Citizens for Route 56 Meeting : Civic Leaders Hear Pitch for North County Freeway
An imposing array of political and business leaders, about 100 in all, gathered for an invitation-only session aimed at rallying local groups for another attempt to build an east-west freeway across northern San Diego County.
San Diego acting Mayor Ed Struiksma, who chaired the meeting with Councilwoman Abbe Wolfsheimer, introduced in absentia the steering committee for Citizens for State Route 56, which is composed of three local state senators, three state Assembly members, two county supervisors and two other San Diego City Council members.
The new organization is designed to “bring all needed pressure to bear” on state officials to speed construction of the freeway, which would link Interstate 5 at Del Mar with Interstate 15 south of Rancho Bernardo.
Without the freeway, which Struiksma warned is unlikely to be started by the end of the century, local east-west roads--principally Mira Mesa Boulevard, Miramar Road and California 78--are being forced to carry an overload of traffic that California 56 should bear.
Bill Tuomi, an analyst for the San Diego Assn. of Governments, noted that the freeway--planned to begin at Carmel Valley Road and intersect I-15 between Poway and Carmel Mountain roads--was placed on state highway planning maps 21 years ago this month but that not one yard of concrete has been laid. He said the freeway, which would run through the huge planned communities of North City West and Rancho Penasquitos, is not shown on the state’s five-year construction plans and is listed as a possible project in the long-range 20-year plans for road building.

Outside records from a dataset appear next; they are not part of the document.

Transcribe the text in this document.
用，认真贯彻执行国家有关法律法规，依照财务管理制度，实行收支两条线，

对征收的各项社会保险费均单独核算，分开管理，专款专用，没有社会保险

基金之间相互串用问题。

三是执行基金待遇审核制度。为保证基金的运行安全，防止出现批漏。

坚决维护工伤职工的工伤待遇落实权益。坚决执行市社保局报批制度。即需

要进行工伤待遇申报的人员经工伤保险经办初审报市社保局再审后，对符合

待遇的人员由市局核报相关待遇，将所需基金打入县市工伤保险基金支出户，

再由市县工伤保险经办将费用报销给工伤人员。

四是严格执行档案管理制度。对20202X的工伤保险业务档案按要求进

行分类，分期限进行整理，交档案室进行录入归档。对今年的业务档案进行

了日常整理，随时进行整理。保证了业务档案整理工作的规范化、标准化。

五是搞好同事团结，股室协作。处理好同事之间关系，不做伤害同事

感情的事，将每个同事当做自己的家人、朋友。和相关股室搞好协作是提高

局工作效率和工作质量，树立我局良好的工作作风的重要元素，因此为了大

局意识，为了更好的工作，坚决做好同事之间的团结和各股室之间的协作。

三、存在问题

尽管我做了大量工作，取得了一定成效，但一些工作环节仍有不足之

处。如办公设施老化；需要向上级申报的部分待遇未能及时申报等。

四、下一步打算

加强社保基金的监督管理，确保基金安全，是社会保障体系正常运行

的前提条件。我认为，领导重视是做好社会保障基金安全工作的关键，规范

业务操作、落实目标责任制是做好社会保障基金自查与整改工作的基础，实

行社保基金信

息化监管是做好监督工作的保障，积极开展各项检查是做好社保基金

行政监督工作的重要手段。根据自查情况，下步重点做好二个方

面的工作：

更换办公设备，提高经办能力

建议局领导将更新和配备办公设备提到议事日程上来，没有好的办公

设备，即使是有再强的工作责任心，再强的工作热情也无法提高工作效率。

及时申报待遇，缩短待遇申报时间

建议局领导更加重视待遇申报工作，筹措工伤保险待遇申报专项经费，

Tuomi said that traffic is expected to increase 64% by 2005 and that California 56, if built, is expected to carry 50,000 to 80,000 cars daily by then. He estimated that the nine-mile stretch between I-5 and I-15 would cost between $50 million and $65 million to build.
Struiksma warned that both state and federal highway funds are drying up, making the task of speeding construction of the freeway more difficult. In order to build the freeway at an earlier date, he said, local support and successful passage of a countywide ballot proposal to raise gasoline sales taxes by a cent for transportation projects are needed.
Several efforts by North County groups to have California 56 removed from state highway system maps during the past two decades have been defeated, Tuomi said.
Developers in North City West and Rancho Penasquitos have signed agreements to build a smaller road along the route and have reserved right-of-way for the freeway path, Tuomi said, but a full-width freeway will be needed within the next 15 years. Those two large developments, plus several others under way along the I-15 corridor, will double the area population in the next two decades, he said.
Tom Hawthorne of Escondido, a member of the state Transportation Commission, which allots state and federal funds for highway projects, commented after Friday’s meeting that an aggressive local support group behind the freeway could advance the construction date for California 56 by as much as five or six years.
Struiksma’s aides distributed bumper stickers to participants, and Struiksma advised the participants to put the green decals carrying a “Citizens for State Route 56” slogan and a thunderbolt logo on the rear windows of their autos so that motorists behind them during freeway traffic jams could ponder the need for an east-west freeway in the northern portion of San Diego County.